Another argument against the “chemical imbalance” stance is that antidepressants don’t tend to “restore” normal levels of monoamines. They actually cause very high, abnormal levels that sometimes (slightly more often than placebo) has a therapeutic benefit for depression, anxiety, mania, etc.

I mentioned some interesting new research. Functional imaging techniques (mostly f-MRI) allow researchers to look inside the brain at how different types of neurons and regions of the brain are functioning in response to various conditions. There is evidence that neurons in regions of the brain responsible for emotion (and those dependent on monoamines) function less well in people with mood disorders, and the functioning can be improved by some of the existing pharmaceuticals.
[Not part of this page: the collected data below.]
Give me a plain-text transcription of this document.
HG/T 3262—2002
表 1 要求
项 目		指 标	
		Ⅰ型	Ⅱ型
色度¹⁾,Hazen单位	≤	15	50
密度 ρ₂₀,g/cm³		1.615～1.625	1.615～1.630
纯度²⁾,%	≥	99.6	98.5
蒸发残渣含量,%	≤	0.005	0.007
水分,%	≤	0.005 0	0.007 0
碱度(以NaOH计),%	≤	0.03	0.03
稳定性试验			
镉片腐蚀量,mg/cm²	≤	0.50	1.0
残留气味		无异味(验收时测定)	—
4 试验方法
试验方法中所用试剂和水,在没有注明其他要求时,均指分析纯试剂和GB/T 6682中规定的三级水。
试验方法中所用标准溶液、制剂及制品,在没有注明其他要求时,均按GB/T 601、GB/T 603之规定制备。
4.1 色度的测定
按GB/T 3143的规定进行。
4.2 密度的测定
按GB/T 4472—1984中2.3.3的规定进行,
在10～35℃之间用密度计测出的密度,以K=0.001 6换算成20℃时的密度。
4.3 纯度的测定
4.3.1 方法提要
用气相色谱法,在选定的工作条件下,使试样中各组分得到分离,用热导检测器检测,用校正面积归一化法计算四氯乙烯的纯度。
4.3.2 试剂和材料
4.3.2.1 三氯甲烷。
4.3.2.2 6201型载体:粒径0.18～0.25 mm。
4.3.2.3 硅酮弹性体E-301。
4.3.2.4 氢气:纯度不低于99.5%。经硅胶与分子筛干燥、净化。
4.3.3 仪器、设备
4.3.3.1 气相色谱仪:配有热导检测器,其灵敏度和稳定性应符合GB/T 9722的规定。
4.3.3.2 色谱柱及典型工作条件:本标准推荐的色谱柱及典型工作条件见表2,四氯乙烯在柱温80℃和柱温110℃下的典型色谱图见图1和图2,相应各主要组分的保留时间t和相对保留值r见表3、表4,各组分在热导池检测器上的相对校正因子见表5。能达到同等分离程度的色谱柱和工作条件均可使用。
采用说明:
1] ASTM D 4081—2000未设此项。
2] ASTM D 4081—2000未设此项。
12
Also, there is now evidence that epigenetic changes (changes in gene function and expression due to external factors) may occur in the setting of childhood adversity that alter the way our monoamine receptors function later in life. This is the missing link that will help us understand how “psychological” factors can impact the functioning of brain cells.

It is also important to note that in a system where serotonin is not well-produced, or is not functioning properly, neurons don’t grow/repair/connect as well, due to the neurotrophic, or nerve cell growing, importance of serotonin. So, we have every reason to believe that child abuse/neglect/bullying and all forms of hate, cruelty, emotional stress and trauma that we encounter has the ability to affect the growth and repair of brain cells.

To summarize, it is not a chemical imbalance that causes mental illness. Emotional illnesses do seem to be caused, at least in part, by a poorly functioning monoamine system due to both genetic and epigenetic factors and by an impaired ability of brain cells to grow, connect and repair. Are these changes in nerve function fully responsible for depression, insecurity, self-doubt, attachment issues and low self-esteem? Perhaps, or perhaps there are aspects of our psyche that cannot be reduced to changes in nerve function and chemical concentrations. Resolving this issue will no doubt continue to challenge the limits of human understanding for the rest of our existence.